In the past, scientists believed that protein degradation primarily depended on the ubiquitin-proteasome system (UPS), where the degradation tag of a protein is usually attached through specific post-translational modifications (such as ubiquitination). However, this study shows that the C-terminal amide modification of proteins can itself serve as a degradation signal. This means that some proteins, once synthesized or damaged, will be rapidly cleared by the cell as long as their C-terminus carries an amide.

Researchers constructed a semi-synthetic fluorescent protein reporter system to systematically analyze the effects of different modifications on protein degradation. They found that proteins with C-terminal amides degrade significantly faster in cells than their unmodified counterparts.

To identify the key factor recognizing C-terminal amide modifications, the research team used CRISPR screening technology and ultimately pinpointed the protein FBXO31. FBXO31 is a substrate receptor for the SCF complex (SKP1-CUL1-F-box protein) and can specifically recognize C-terminal amides and mediate their ubiquitination. Further structural biology analysis revealed that FBXO31 contains a pocket specifically binding to C-terminal amides. This binding pocket interacts with C-terminal amides via hydrogen bonding and hydrophobic interactions, whereas unmodified C-terminal carboxylic acids cannot bind due to the lack of necessary hydrogen bonds. This mechanism ensures that FBXO31 targets only amide-modified proteins and avoids misidentifying normal proteins.

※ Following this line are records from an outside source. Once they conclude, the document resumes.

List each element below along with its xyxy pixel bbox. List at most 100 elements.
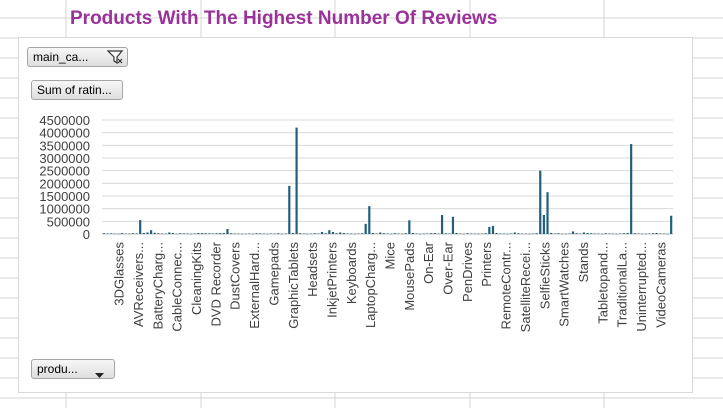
bar[interactable]: [306, 233, 309, 235]
bar[interactable]: [593, 233, 596, 234]
bar[interactable]: [477, 233, 480, 235]
bar[interactable]: [560, 233, 564, 235]
bar[interactable]: [335, 233, 338, 234]
bar[interactable]: [651, 233, 655, 234]
bar[interactable]: [411, 232, 415, 234]
bar[interactable]: [415, 233, 418, 234]
bar[interactable]: [200, 233, 204, 234]
bar[interactable]: [419, 233, 422, 235]
bar[interactable]: [484, 233, 487, 234]
bar[interactable]: [142, 232, 145, 234]
bar[interactable]: [495, 232, 498, 234]
bar[interactable]: [659, 233, 662, 234]
bar[interactable]: [542, 215, 545, 234]
bar[interactable]: [160, 233, 164, 234]
bar[interactable]: [211, 233, 215, 234]
bar[interactable]: [244, 233, 247, 235]
bar[interactable]: [168, 232, 171, 234]
bar[interactable]: [342, 232, 345, 234]
bar[interactable]: [568, 233, 571, 234]
bar[interactable]: [230, 233, 233, 234]
bar[interactable]: [499, 233, 502, 234]
bar[interactable]: [622, 233, 625, 234]
bar[interactable]: [579, 233, 582, 234]
bar[interactable]: [502, 233, 505, 235]
bar[interactable]: [470, 233, 473, 234]
bar[interactable]: [310, 233, 313, 235]
bar[interactable]: [400, 233, 404, 235]
bar[interactable]: [524, 233, 527, 235]
bar[interactable]: [288, 185, 291, 234]
bar[interactable]: [564, 233, 567, 235]
bar[interactable]: [513, 232, 516, 234]
bar[interactable]: [320, 231, 324, 234]
bar[interactable]: [630, 144, 633, 234]
main-category-filter-button[interactable]: main_ca...: [27, 47, 128, 67]
bar[interactable]: [179, 233, 182, 234]
bar[interactable]: [444, 233, 447, 234]
bar[interactable]: [157, 233, 160, 234]
bar[interactable]: [331, 231, 335, 234]
bar[interactable]: [433, 232, 436, 234]
bar[interactable]: [422, 233, 425, 235]
bar[interactable]: [204, 233, 207, 234]
bar[interactable]: [208, 233, 211, 234]
bar[interactable]: [437, 233, 440, 234]
bar[interactable]: [182, 233, 185, 234]
bar[interactable]: [237, 233, 240, 235]
bar[interactable]: [139, 220, 142, 234]
bar[interactable]: [473, 233, 476, 235]
bar[interactable]: [120, 233, 124, 234]
bar[interactable]: [619, 233, 622, 234]
bar[interactable]: [190, 233, 193, 235]
bar[interactable]: [302, 233, 305, 234]
bar[interactable]: [313, 233, 316, 234]
bar[interactable]: [608, 233, 611, 234]
bar[interactable]: [197, 232, 200, 234]
bar[interactable]: [520, 233, 524, 234]
bar[interactable]: [611, 233, 615, 235]
bar[interactable]: [270, 233, 273, 234]
bar[interactable]: [153, 232, 156, 234]
bar[interactable]: [248, 233, 251, 234]
bar[interactable]: [539, 170, 542, 234]
bar[interactable]: [215, 233, 218, 234]
bar[interactable]: [124, 233, 127, 234]
bar[interactable]: [575, 233, 578, 234]
bar[interactable]: [277, 233, 280, 234]
bar[interactable]: [150, 230, 153, 234]
bar[interactable]: [430, 233, 433, 234]
bar[interactable]: [135, 233, 138, 234]
bar[interactable]: [550, 232, 553, 234]
bar[interactable]: [280, 233, 284, 235]
bar[interactable]: [448, 233, 451, 234]
bar[interactable]: [408, 220, 411, 234]
bar[interactable]: [600, 233, 604, 235]
bar[interactable]: [110, 233, 113, 234]
bar[interactable]: [262, 233, 265, 235]
sum-of-ratings-button[interactable]: Sum of ratin...: [31, 80, 123, 100]
bar[interactable]: [510, 233, 513, 234]
bar[interactable]: [357, 233, 360, 234]
bar[interactable]: [193, 233, 196, 234]
bar[interactable]: [364, 223, 367, 234]
bar[interactable]: [528, 233, 531, 235]
bar[interactable]: [648, 233, 651, 234]
bar[interactable]: [666, 233, 669, 235]
bar[interactable]: [404, 233, 407, 234]
bar[interactable]: [164, 233, 167, 235]
bar[interactable]: [299, 233, 302, 234]
bar[interactable]: [397, 233, 400, 234]
bar[interactable]: [386, 233, 389, 234]
bar[interactable]: [393, 233, 396, 234]
bar[interactable]: [346, 233, 349, 234]
bar[interactable]: [266, 233, 269, 235]
bar[interactable]: [466, 233, 469, 234]
bar[interactable]: [324, 233, 327, 234]
product-axis-field-button[interactable]: produ...: [31, 359, 115, 379]
bar[interactable]: [655, 232, 658, 234]
bar[interactable]: [106, 233, 109, 234]
bar[interactable]: [233, 233, 236, 234]
bar[interactable]: [291, 232, 295, 234]
bar[interactable]: [284, 233, 287, 234]
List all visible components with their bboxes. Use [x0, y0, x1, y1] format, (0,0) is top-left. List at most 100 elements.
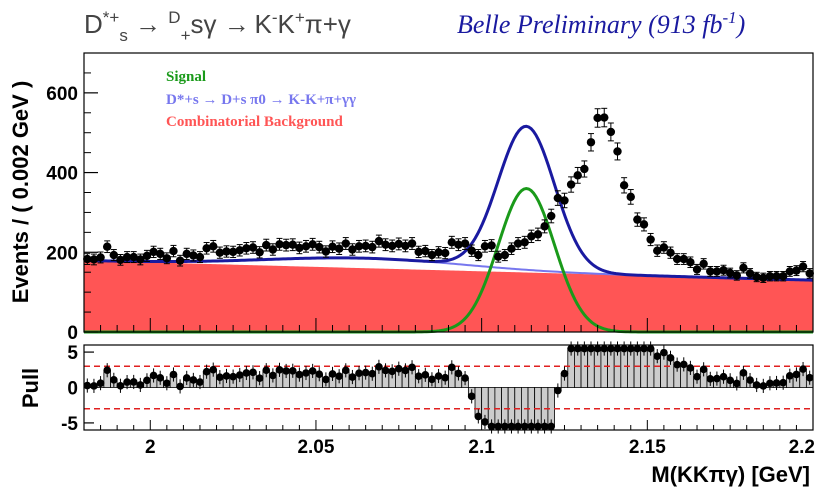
data-marker — [480, 242, 490, 251]
pull-point — [554, 383, 562, 398]
data-marker — [255, 248, 264, 257]
pull-marker — [341, 366, 350, 375]
data-point — [474, 249, 483, 262]
data-marker — [407, 239, 417, 248]
pull-point — [699, 362, 708, 377]
data-point — [672, 253, 682, 265]
pull-marker — [620, 344, 628, 353]
data-marker — [228, 247, 238, 257]
pull-point — [222, 368, 231, 384]
data-point — [600, 107, 609, 128]
pull-point — [786, 368, 794, 383]
pull-point — [666, 350, 675, 365]
pull-point — [156, 370, 165, 385]
pull-point — [103, 363, 111, 378]
pull-marker — [275, 366, 284, 374]
data-marker — [341, 239, 350, 248]
data-point — [659, 241, 669, 254]
pull-point — [713, 371, 721, 386]
data-marker — [706, 267, 715, 276]
data-point — [301, 239, 311, 253]
pull-point — [719, 369, 728, 384]
data-marker — [553, 193, 563, 203]
pull-marker — [772, 379, 781, 387]
data-point — [480, 239, 490, 253]
data-point — [288, 238, 297, 252]
pull-point — [328, 366, 337, 381]
data-marker — [348, 245, 357, 254]
pull-point — [587, 341, 595, 356]
pull-point — [269, 368, 277, 383]
pull-marker — [414, 372, 423, 381]
data-marker — [639, 220, 649, 229]
pull-marker — [573, 344, 582, 353]
data-point — [162, 252, 172, 265]
data-marker — [275, 240, 284, 249]
data-marker — [434, 248, 443, 257]
data-point — [348, 243, 357, 256]
data-marker — [765, 272, 775, 281]
data-point — [368, 240, 377, 254]
pull-point — [96, 376, 105, 391]
pull-point — [315, 367, 324, 382]
data-point — [719, 264, 728, 276]
pull-marker — [328, 370, 337, 378]
data-point — [209, 239, 218, 253]
pull-marker — [766, 379, 774, 388]
pull-point — [255, 371, 264, 386]
pull-marker — [792, 370, 801, 379]
pull-marker — [394, 364, 403, 373]
pull-marker — [149, 371, 158, 380]
pull-point — [613, 341, 622, 356]
pull-point — [129, 374, 138, 390]
pull-marker — [739, 369, 748, 377]
data-marker — [189, 251, 198, 260]
pull-point — [136, 377, 145, 393]
data-point — [613, 142, 622, 161]
pull-marker — [308, 367, 317, 375]
data-marker — [440, 248, 450, 258]
data-marker — [487, 241, 496, 250]
data-marker — [719, 266, 728, 275]
data-point — [573, 166, 582, 184]
pull-point — [341, 363, 350, 378]
pull-point — [375, 359, 383, 374]
pull-point — [467, 389, 476, 404]
pull-marker — [746, 376, 754, 384]
data-point — [361, 239, 370, 253]
data-point — [102, 240, 112, 254]
data-point — [547, 208, 556, 224]
pull-marker — [163, 379, 171, 388]
data-marker — [122, 252, 132, 262]
data-point — [533, 227, 543, 242]
pull-marker — [428, 375, 436, 384]
data-point — [440, 246, 450, 260]
pull-point — [302, 365, 310, 381]
data-point — [805, 268, 814, 279]
data-marker — [242, 244, 251, 253]
pull-point — [792, 367, 801, 382]
data-marker — [209, 242, 218, 251]
data-point — [527, 229, 536, 244]
data-marker — [785, 267, 795, 276]
pull-marker — [467, 392, 476, 401]
data-marker — [633, 215, 642, 224]
x-tick-label: 2.15 — [629, 437, 666, 458]
data-point — [434, 246, 443, 259]
data-point — [202, 242, 211, 255]
data-point — [626, 189, 635, 205]
pull-marker — [368, 369, 377, 378]
data-marker — [169, 246, 178, 256]
data-point — [586, 133, 596, 152]
pull-marker — [520, 422, 529, 431]
data-marker — [547, 211, 556, 221]
data-point — [341, 237, 350, 250]
data-marker — [560, 196, 569, 205]
y-tick-label: 200 — [46, 243, 78, 264]
pull-marker — [673, 360, 681, 369]
pull-point — [163, 376, 171, 391]
data-marker — [745, 269, 755, 278]
data-marker — [467, 246, 476, 255]
data-point — [759, 272, 768, 283]
data-marker — [387, 241, 397, 251]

The study also found that C-terminal amides are primarily formed after oxidative damage to proteins. For example, under oxidative stress conditions such as hydrogen peroxide (H₂O₂) exposure, certain proteins undergo cleavage, and their newly formed C-terminus often carries an amide modification. These amide-modified proteins are then recognized by FBXO31 and degraded via the ubiquitin-proteasome system. This discovery suggests that FBXO31 may be one of the cell's critical defense mechanisms against oxidative stress. By clearing damaged proteins, FBXO31 helps maintain protein homeostasis and prevents harmful protein aggregation.

Interestingly, the study also revealed an FBXO31 mutant associated with neurological diseases — the D334N mutation. This variant of FBXO31 loses its specificity for C-terminal amides and instead erroneously targets other proteins. Such misrecognition can cause abnormal degradation of key cellular proteins, impacting cell survival. The D334N mutation has been linked to neurodevelopmental disorders and cerebral palsy. This indicates that FBXO31 and its regulation of C-terminal amide degradation pathways may play a crucial role in the nervous system.

This study is the first to reveal the role of C-terminal amides as degradation signals for proteins and identifies FBXO31 as the key recognition factor for this signal. This discovery not only deepens our understanding of protein degradation mechanisms but may also play a vital role in future research on neurological diseases, cancer, and protein homeostasis. As research on FBXO31 and its related pathways progresses, it is possible that new targeted degradation drugs will be developed, offering revolutionary breakthroughs for disease treatment. In the future, precise regulation of FBXO31 may become an important research direction in the field of protein homeostasis regulation.